Quelles autres espèces animales témoignent de capacités psychiques auxquelles l’homme est incapable de prétendre ?
C’est une question très difficile à aborder puisque par essence notre propre système de pensée humain constitue notre référent. On sait que certains animaux utilisent des modes de communication spécifiques, comme le sonar chez les dauphins ou encore la communication chimique chez les fourmis. Bien que ces types de traitement nous soient étrangers, ça ne veut pas dire qu’ils sont supérieurs à ceux que nous utilisons mais simplement qu’ils sont différents.
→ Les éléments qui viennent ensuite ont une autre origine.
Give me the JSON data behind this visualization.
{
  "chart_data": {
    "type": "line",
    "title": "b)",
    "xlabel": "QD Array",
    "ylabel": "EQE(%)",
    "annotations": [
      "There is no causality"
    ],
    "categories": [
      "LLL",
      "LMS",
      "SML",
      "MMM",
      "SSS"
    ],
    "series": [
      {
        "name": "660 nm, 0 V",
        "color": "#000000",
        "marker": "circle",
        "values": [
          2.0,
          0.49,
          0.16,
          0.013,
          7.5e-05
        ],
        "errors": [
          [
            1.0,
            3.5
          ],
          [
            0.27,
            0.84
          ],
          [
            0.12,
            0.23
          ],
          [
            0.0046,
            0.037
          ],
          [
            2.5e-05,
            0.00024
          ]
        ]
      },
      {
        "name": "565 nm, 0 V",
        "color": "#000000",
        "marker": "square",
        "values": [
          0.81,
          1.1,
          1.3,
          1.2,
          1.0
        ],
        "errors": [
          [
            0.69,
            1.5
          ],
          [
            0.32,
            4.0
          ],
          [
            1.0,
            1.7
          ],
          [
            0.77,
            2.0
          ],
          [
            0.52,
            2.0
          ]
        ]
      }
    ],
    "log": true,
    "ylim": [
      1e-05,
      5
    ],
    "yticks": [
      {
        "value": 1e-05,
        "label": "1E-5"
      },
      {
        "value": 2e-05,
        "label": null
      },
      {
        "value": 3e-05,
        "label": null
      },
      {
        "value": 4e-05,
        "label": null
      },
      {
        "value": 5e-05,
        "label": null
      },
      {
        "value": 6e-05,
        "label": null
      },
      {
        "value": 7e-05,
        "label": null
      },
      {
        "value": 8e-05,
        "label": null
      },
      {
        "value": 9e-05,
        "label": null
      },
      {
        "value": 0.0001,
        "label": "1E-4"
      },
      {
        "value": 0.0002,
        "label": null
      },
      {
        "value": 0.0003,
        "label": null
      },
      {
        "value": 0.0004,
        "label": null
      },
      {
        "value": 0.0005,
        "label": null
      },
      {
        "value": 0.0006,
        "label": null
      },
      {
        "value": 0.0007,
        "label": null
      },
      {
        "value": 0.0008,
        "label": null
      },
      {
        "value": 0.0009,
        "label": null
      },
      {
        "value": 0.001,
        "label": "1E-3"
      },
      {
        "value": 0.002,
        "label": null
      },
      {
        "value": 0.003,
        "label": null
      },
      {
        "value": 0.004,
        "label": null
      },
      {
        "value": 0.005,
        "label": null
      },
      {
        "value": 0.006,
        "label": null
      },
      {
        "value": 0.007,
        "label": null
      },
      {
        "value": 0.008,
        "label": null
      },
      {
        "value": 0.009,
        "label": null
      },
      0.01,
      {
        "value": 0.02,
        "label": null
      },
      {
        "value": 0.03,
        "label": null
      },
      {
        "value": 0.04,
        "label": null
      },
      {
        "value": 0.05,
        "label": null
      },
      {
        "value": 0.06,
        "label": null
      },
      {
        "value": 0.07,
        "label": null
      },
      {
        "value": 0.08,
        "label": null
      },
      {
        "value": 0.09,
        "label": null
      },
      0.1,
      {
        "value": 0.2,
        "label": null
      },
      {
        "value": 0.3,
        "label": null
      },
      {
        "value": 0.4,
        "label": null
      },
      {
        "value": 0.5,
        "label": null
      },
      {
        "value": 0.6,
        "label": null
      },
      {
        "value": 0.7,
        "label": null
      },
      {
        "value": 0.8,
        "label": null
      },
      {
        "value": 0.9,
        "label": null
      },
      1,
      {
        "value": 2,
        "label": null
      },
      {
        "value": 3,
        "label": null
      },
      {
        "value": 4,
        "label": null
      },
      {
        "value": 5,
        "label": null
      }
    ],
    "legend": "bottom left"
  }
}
Dans mon approche de psychologie comparée, les études visent généralement à étudier chez d’autres espèces animales la présence ou l’absence de compétences cognitives connues chez l’homme afin d’en élucider l’origine évolutive.
Les cas de chiens capables de sentir la présence d’un cancer est-il également à ranger dans la catégorie de l’intelligence, ou simplement de l’instinct ?
Les chiens possèdent des capacités olfactives hors-pairs qui leur permettent de détecter certaines odeurs inaccessibles à l’homme. Depuis longtemps l’homme met à profit cette capacité. Les chiens sont utilisés pour traquer du gibier ou encore dressés pour détecter la présence de drogue dans les aéroports… Des études récentes montrent qu’ils peuvent également être entraînés à reconnaitre des molécules olfactives émises par les cellules cancéreuses. Cette capacité ne relève donc ni de l’instinct, ni d’une catégorie d’intelligence particulière, mais simplement d’une aptitude à apprendre par conditionnement, ce qui est largement présent dans le règne animal.